Titel: Inspektor Jury lichtet den Nebel
Autoren: Martha Grimes
Vom Netzwerk:
Anruf seines Vorgesetzten, denn er nickte unentwegt. «Ja, ja, ja. Wir haben jeden verfügbaren Mann darauf angesetzt … Ja, ist mir auch klar, daß die ganze Stadt in Panik ist …» Schließlich legte Neal kopfschüttelnd auf.
    Jury fragte nur: «Wie weit ist es nach Wynchcoombe?»
    Neal antwortete verwundert: «An die vierzig Meilen.»
    Ein Wachtmeister – ein netter, junger Mann – zeigte Jury den Ort auf der Landkarte an der Wand. «Sicher wollen Sie zuerst ins Präsidium. Es liegt etwas außerhalb von Exeter.»
    «Was sollte ich da? Wie komme ich am schnellsten nach Wynchcoombe?»
    «Ich dachte nur, Sie würden sich auf dem Präsidium melden wollen, Sir», fügte der junge Mann leise hinzu.
    «Reine Zeitverschwendung.»
    Neal wühlte in den Papieren auf seinem Schreibtisch, es war nicht zu übersehen, daß er demnächst einmal aufräumen mußte. «Sie trampeln in Divisional Commander Macalvies Blumengarten herum, Mr. Jury.»
    «Und wenn es der Blumengarten des Kaisers von China wäre! In Dorchester ist ein Junge ermordet worden, in Wynchcoombe ein zweiter. Ich muß auf dem schnellsten Wege dorthin. Und der Divisional Commander wird dafür bestimmt Verständnis haben.»
    Der Wachtmeister blickte Jury nur an. Schließlich sagte er: «Mit dem hab ich mal zusammengearbeitet. Hab ein bißchen Scheiße gebaut, und dann –» Er zeigte seine Zähne und lispelte: «Zähne futsch. Alles Kronen.»
    Jury nahm die Landkarte, auf der der Wachtmeister ihm die Strecke markiert hatte. Wiggins beugte sich vor und begutachtete die Zähne. «Toll, Ihren Zahnarzt möchte ich haben.»

Z WEITER T EIL
    D IE K IRCHE
IM M OOR
     

3
    D ER SILBERNE K ELCH lag noch auf dem Boden der Sakristei, und die Flecken waren dunkel, denn dieser Wein war mit Blut und nicht mit Wasser vermischt. Vor Eintreffen der Spurensicherung hatte niemand den Kelch anfassen dürfen. Aber auch als die Männer ihre Arbeit getan hatten, wagte sich niemand daran. Die Labormannschaft der Polizei von Devon und Cornwall schien abergläubisch zu sein, denn sie hatte sich die Sakristei nur ungern vorgenommen. Und sogar der Polizeifotograf hatte sich beim Pastor dafür entschuldigt, daß er in der Kirche mit Blitzlicht arbeitete.

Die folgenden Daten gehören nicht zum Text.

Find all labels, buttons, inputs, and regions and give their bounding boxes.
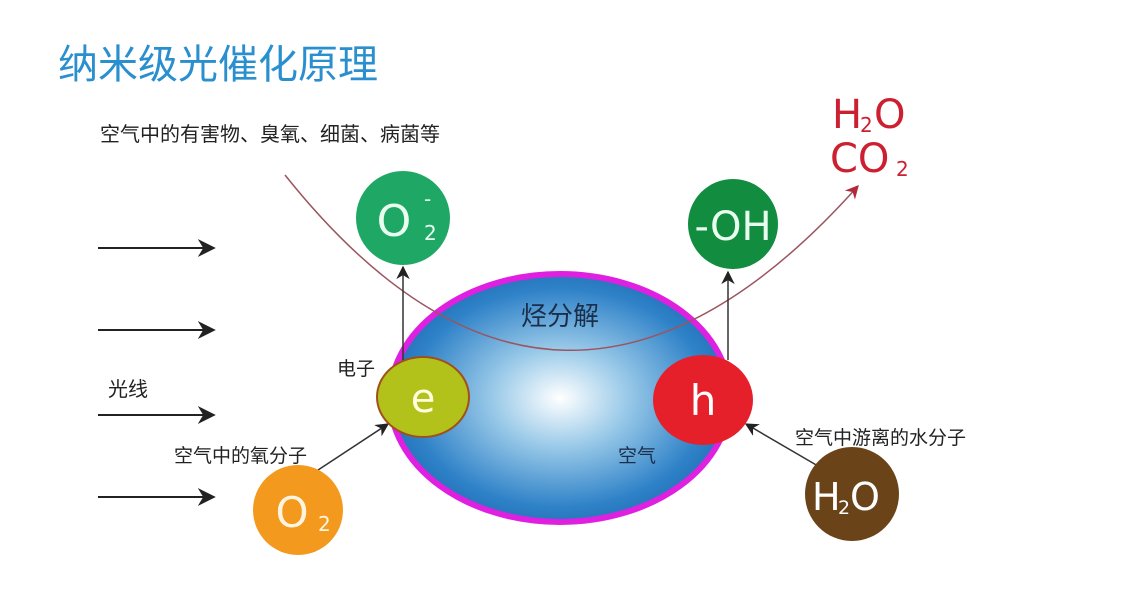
- pollutants-label: 空气中的有害物、臭氧、细菌、病菌等: [100, 122, 440, 146]
- oxygen-to-electron-arrow: [311, 423, 390, 475]
- light-label: 光线: [108, 377, 148, 401]
- product-co2-sub: 2: [896, 157, 909, 181]
- water-node: H 2 O: [805, 447, 899, 541]
- hydroxyl-node: -OH: [688, 179, 778, 269]
- product-co2-main: CO: [830, 136, 889, 182]
- oxygen-subscript: 2: [318, 512, 331, 536]
- products: H 2 O CO 2: [830, 92, 909, 182]
- air-label: 空气: [618, 445, 656, 467]
- decomposition-curve: [284, 174, 859, 351]
- hole-node: h: [653, 355, 753, 445]
- light-arrows: [98, 239, 216, 506]
- oxygen-node: O 2: [253, 465, 343, 555]
- center-label: 烃分解: [521, 302, 599, 332]
- page-title: 纳米级光催化原理: [58, 42, 378, 88]
- superoxide-subscript: 2: [424, 221, 437, 245]
- electron-symbol: e: [411, 376, 436, 422]
- electron-label: 电子: [337, 358, 375, 380]
- water-to-hole-arrow: [744, 423, 819, 467]
- water-symbol: H: [812, 475, 841, 519]
- electron-node: e: [376, 356, 470, 438]
- oxygen-symbol: O: [275, 488, 308, 537]
- superoxide-symbol: O: [377, 196, 412, 247]
- product-h2o-main: H: [832, 92, 862, 138]
- product-h2o-tail: O: [874, 92, 905, 138]
- water-molecule-label: 空气中游离的水分子: [795, 427, 966, 449]
- superoxide-node: O 2 -: [356, 171, 450, 265]
- superoxide-charge: -: [424, 187, 431, 211]
- water-subscript: 2: [838, 497, 850, 519]
- water-symbol-tail: O: [850, 475, 880, 519]
- product-h2o-sub: 2: [860, 113, 873, 137]
- hydroxyl-symbol: -OH: [694, 204, 771, 250]
- oxygen-molecule-label: 空气中的氧分子: [174, 445, 307, 467]
- hole-symbol: h: [690, 376, 717, 425]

    Überall wimmelte es von Polizisten, ob uniformiert oder in Zivil. Sie durchsuchten den Chorumgang, das Kirchenschiff, die Sakristei. Wiggins und ein paar Polizisten nahmen sich den Dorfplatz vor der Kirche vor, dann den verlassenen Kirchweg, der auf der anderen Seite der Kirche zur Sakristeitür führte.
    Dr. Sanford, der Dorfarzt, war mit seiner Untersuchung fertig. Der Junge sei vermutlich seit zehn Stunden tot, sagte er. Der Pastor konnte es nicht fassen, daß die Leiche so lange dort gelegen haben sollte, aber erst vor drei, vier Stunden entdeckt worden war.
    Darüber wunderte sich auch Jury, der jetzt mit Detective Constable Coogan vor dem Altar stand. Er blickte zum Altar hoch, und in seinem Kopf herrschte Leere. Die Kirche von Wynchcoombe war wirklich schön. Trotz des hohen Turms wirkte sie von außen kleiner als von innen. Altarraum und Schiff waren zusammen mehr als dreißig Meter lang.
    Ihm wollte nichts einfallen, was die weinende Betty Coogan getröstet hätte. Sie könne nichts dafür, sagte sie, sie habe Davey und seinen Großvater, den Pastor von Wynchcoombe, gekannt: «Wie konnte jemand Davey White so was antun?»
    Eigentlich wäre Constable Coogan – rote Haare, hübsche Beine – eine Augenweide gewesen. Aber nicht in diesem Zustand.
    Es war Davey Whites klares Gesicht, das Jury am meisten erschüttert hatte – nicht Entsetzen war darauf abzulesen, sondern eher verschmitzte Überraschung. Daveys Mund war leicht geöffnet, ja, man konnte sagen, er lächelte, so als hätte er den plötzlichen Stoß für einen lustigen Streich gehalten. Da lag er nun, zehn Jahre alt, auch er ein Schuljunge, tot, und das zwei Tage, nachdem man Simon Riley gefunden hatte.
    Betty Coogan ließ sich über den Jungen in Dorchester aus. Sie putzte sich die Nase mit Jurys Taschentuch und schloß sich der Meinung der Polizei von Dorset an: Bei dem Mörder mußte es sich um einen Geisteskranken handeln. Mittlerweile war Jury schon eher geneigt, sich dieser Einschätzung anzuschließen, doch er hielt mit seiner Meinung zurück. Die Methode war jedenfalls die gleiche. Ein Messer in den Rücken. Ruck, zuck.
    Ein Mann von der Spurensicherung trat zu ihnen. «Wo zum Teufel steckt Macalvie?»